You’ll be asked to enable FileVault when you first set up macOS on a new machine, and it’s something we’d recommend. You can also turn FileVault on (or off) whenever you like by opening the Apple menu and choosing System Settings then Privacy & Security. There’s a FileVault option there, together with some details about what it does. You’ll also need to specify your preferred way of unlocking the system disk if you ever forget your password, either through iCloud or through a dedicated recovery key.
You can encrypt external drives with a password from Finder: Just right-click on them and choose Encrypt. If the encryption option doesn’t appear, the drive needs to be wiped and reformatted to be compatible—open the Disk Utility tool in macOS, click View and Show All Devices, then select the relevant external drive and click Erase. Give the drive a name, choose an encrypted option under Format (the options are explained here) and choose GUID Partition Map under Scheme. Pick your password, then click Erase, and the drive is ready to go.
Third-party Options for Windows and macOS
VeraCrypt makes it simple to encrypt an external drive.
VeraCrypt via David Nield
There are a variety of free and paid third-party encryption tools available if the options built into Windows and macOS don’t suit your needs, including Cryptomator, NordLocker, and AxCrypt. However, we recommend one in particular, VeraCrypt: It’s available for Windows and macOS (and indeed Linux,) it’s not difficult to use, and it’s free.
We also recommend reading through the online documentation that accompanies the program, but getting started is quite straightforward. Say you’re encrypting an external drive, for example: With the drive plugged in and formatted, open VeraCrypt and choose Create Volume. Next, select Encrypt a non-system partition/drive and select Next. Select the drive you want to encrypt and follow the instructions on the screen.

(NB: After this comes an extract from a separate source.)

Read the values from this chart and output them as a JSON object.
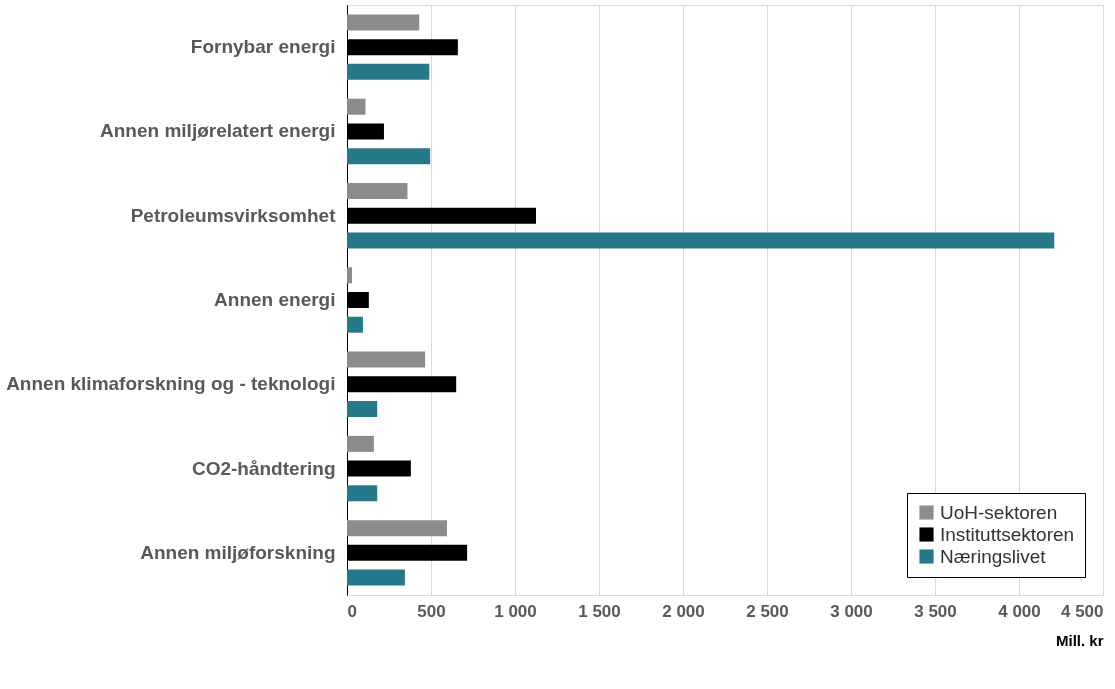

During the configuration process, you’ll be asked whether you want to encrypt the existing data already on the drive, or format it ready for files to be added—if you already have files on the drive that you don’t want to be wiped, make sure you pick the former option. You’ll also be asked to specify a password to lock the drive, which you should make sure you won’t forget (you won’t be able to access the drive without it).
VeraCrypt also lets you create containers, or sections of a drive that are encrypted. If you need to lock up specific files and folders without encrypting an entire disk for whatever reason, then this is one of the ways of going about it. From the main VeraCrypt screen, click Create Volume, then Create an encrypted file container. You’ll be asked to specify a file on disk that then acts as the encrypted container for other files and folders.